16. There is nothing in the decisions given by either Judge Jupp or Judge Humphrey to show that they had in mind either of those possibilities. There was nothing to justify the First-tier Tribunal taking any other approach than that spelt out by Judge Jupp when she said that the tribunal must undertake ‘a complete reconsideration of the issues’. I will spell out what that entails.
· The rehearing is not limited to the grounds on which the judge set aside the tribunal’s decision. The tribunal will consider all aspects of the case, both fact and law, entirely afresh.
· The tribunal will not be limited to the evidence and submissions before the tribunal at the previous hearing. It will decide the case on the basis of the relevant evidence and submissions made at the rehearing.

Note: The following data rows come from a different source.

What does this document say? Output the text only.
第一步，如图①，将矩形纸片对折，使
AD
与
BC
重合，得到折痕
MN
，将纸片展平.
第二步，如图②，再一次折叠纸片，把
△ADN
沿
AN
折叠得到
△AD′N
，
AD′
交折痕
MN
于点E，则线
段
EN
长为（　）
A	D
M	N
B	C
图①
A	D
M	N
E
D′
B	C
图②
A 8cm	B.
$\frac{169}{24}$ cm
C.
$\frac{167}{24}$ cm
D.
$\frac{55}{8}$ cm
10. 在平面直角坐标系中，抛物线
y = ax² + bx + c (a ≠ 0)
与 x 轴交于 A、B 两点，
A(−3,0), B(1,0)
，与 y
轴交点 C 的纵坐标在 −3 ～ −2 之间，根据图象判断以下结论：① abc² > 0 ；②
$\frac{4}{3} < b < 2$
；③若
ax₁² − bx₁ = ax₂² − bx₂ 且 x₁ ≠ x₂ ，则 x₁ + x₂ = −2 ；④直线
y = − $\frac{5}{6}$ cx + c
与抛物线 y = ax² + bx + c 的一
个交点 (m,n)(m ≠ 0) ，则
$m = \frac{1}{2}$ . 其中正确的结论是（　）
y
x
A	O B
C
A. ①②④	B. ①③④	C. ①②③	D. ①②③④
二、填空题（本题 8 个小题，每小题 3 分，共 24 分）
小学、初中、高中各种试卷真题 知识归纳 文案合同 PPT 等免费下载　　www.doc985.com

· The tribunal must come to its own conclusions on issues of both fact and law that it considers. Neither the Upper Tribunal’s decision itself nor anything in the judge’s reasons for decision is an indication of the likely outcome of the rehearing. Nor will the tribunal be bound by any conclusions of fact or law reached by the previous tribunal in the decision that the Upper Tribunal has set aside.
If authority is needed for this, it is to be found in the decision of the Tribunal of Commissioners in R(IB) 2/04 at [25].
17. In making its decision at a rehearing, the First-tier Tribunal may adopt, or incorporate by reference, the findings made by the previous tribunal as a way of recording its conclusions. That is merely a matter of convenience. It must also take account of the evidence that was before that tribunal, whether or not given orally, and may find it more reliable as being more contemporaneous. That is part of its duty to take account of the evidence as a whole. But what the tribunal must not do is to regard itself as bound by the earlier tribunal’s conclusions or to treat them as effectively approved by the Upper Tribunal’s decision directing the rehearing.
18. I have considered whether the tribunal was merely adopting the convenient shorthand of explaining why it had reached the same conclusion as the previous tribunals. There are passages in the reasons that support that approach. However, the reasons as a whole put the matter beyond doubt. That is not what the tribunal was doing. Paragraph 15 in particular makes it clear that the tribunal’s reasoning was, at least in part, based on a fallacious approach to the decisions of Judge Jupp and Judge Humphrey.
19. This is fundamental to the First-tier Tribunal’s function. It has to decide afresh the issues that were before the decision-maker. As a practical matter, it may limit itself to the issues put to it by the parties. That is authorised by section 12(8)(a) of the Social Security Act 1998:
12 Appeal to First-tier Tribunal
…
(8) In deciding an appeal under this section, the First-tier Tribunal-
(a) need not consider any issue that is not raised by the appeal; …
As the Tribunal of Commissioners in R(IB) 2/04 said at [32], that provision confers on the tribunal a discretion as to the extent to which it exercises its inquisitorial role, but it is a discretion that has to be exercised judicially. Treating an issue as outside its inquisitorial role by reference to fallacious reasoning from decisions of the Upper Tribunal is not a proper judicial exercise of its discretion.
20. This is a small matter. The judge wrote: ‘The Tribunal had in mind the decision in CDLA/528/2010.’ I do not know what that means. I have checked the database and there was such a case, but the Upper Tribunal refused permission to appeal. It may be that the judge has used the wrong number. Or it may be that what ‘The Tribunal had in mind’ was something that was said in the reasons for refusal. Whatever it was, it must have been something important; otherwise the judge would not have troubled to mention the case. I do not know what those reasons are and the judge did not say how this case was relevant. In those circumstances, the reasons fail to explain the tribunal’s reasoning.